4. Copy the configuration file to other nodes
scp /home/hbase/conf/*.* c2:/home/hbase/conf scp /home/hbase/conf/*.* c3:/home/hbase/conf scp /home/hbase/conf/*.* c4:/home/hbase/conf
4, Start HBase
1. At the master node
start-hbase.sh
2. At the standby node
It needs to be started manually, otherwise ZooKeeper will only start one. Of course, you can also choose not to start.
hbase-daemon.sh start master
Appendix: hbase-site.xml parameter description
- hbase.rootdir
This directory is the shared directory of RegionServer and is used to persist HBase. Note that the HDFS address in hbase.rootdir must be consistent with the HDFS IP address, domain name and port of fs.defaultFS in Hadoop's core-site.xml. (dfs.nameservices in HA environment) (decided by zookeeper)
- hbase.cluster.distributed
Operation mode of HBase. False indicates stand-alone mode, and true indicates distributed mode. If false, HBase and ZooKeeper will run in the same JVM
- hbase.master
If only a single Hmaster is set, the hbase.master attribute parameter needs to be set to master:60000 (hostname: 60000)
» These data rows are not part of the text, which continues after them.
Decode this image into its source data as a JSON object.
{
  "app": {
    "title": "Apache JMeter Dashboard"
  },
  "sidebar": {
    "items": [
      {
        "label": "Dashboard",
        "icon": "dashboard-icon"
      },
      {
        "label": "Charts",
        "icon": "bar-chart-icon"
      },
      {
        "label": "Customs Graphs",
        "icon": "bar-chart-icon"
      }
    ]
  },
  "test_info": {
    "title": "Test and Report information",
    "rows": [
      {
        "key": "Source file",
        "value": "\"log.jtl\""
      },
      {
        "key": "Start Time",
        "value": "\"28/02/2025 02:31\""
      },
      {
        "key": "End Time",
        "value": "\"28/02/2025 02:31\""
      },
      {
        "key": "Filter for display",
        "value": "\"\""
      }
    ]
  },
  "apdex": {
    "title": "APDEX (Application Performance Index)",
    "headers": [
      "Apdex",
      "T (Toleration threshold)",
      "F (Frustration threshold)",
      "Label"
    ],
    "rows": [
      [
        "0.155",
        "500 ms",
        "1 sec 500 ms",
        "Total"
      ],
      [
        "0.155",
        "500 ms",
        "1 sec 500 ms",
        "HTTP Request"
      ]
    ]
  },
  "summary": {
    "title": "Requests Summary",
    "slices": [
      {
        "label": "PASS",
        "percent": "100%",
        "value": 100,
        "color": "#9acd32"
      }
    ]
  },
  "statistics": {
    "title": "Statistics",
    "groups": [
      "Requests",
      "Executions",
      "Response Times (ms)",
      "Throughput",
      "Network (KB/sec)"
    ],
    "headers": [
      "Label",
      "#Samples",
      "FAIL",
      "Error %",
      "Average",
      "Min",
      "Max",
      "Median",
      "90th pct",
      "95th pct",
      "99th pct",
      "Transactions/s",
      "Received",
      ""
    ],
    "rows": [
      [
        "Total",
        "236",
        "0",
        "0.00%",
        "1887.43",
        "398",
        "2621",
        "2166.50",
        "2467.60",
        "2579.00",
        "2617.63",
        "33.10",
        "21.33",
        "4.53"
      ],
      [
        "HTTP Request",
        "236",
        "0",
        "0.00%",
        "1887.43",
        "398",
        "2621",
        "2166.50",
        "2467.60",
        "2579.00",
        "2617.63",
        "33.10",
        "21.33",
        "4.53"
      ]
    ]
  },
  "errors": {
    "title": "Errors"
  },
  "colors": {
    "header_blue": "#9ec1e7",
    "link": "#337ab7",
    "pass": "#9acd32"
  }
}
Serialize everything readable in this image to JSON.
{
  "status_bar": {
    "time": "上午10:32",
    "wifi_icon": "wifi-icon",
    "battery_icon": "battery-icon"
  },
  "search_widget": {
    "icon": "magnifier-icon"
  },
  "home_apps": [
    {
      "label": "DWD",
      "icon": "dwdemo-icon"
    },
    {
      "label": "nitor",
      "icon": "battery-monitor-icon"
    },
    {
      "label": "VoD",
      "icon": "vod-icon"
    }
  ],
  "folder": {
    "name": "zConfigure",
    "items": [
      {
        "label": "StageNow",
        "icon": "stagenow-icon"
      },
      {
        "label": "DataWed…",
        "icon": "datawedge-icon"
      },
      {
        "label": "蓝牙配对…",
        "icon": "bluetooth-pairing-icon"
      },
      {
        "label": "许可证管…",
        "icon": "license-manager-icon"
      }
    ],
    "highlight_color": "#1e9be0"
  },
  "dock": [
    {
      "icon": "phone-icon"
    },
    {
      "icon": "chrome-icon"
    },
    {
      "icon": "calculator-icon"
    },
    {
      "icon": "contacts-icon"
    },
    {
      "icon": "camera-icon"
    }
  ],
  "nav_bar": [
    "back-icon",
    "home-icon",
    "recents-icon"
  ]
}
If you want to set up multiple hmasters, we only need to provide port 60000, because the selection of a real master will be handled by zookeeper
- hbase.tmp.dir
Temporary folder for the local file system. Can be modified to a more persistent directory. (/ tmp will be cleared on restart)
- hbase.zookeeper.quorum
For ZooKeeper configuration. At least list all ZooKeeper hosts in the hbase.zookeeper.quorum parameter, separated by commas. The default value of this attribute value is localhost, which obviously cannot be used in distributed applications.
- hbase.zookeeper.property.dataDir
This parameter is used to set the storage location of ZooKeeper snapshot. The default value is / tmp. Obviously, it will be cleared when restarting. Because the author's ZooKeeper is installed independently, the path here points to $ZooKeeper_ The position set by dataDir in home / conf / zoo.cfg.
- hbase.zookeeper.property.clientPort
Indicates the port on which the client connects to ZooKeeper.
- zookeeper.session.timeout
ZooKeeper session timed out. Hbase changes this value to zk cluster and recommends the maximum timeout of a session to it
- hbase.regionserver.restart.on.zk.expire
When the regionserver encounters ZooKeeper session expired, the regionserver will choose restart instead of abort.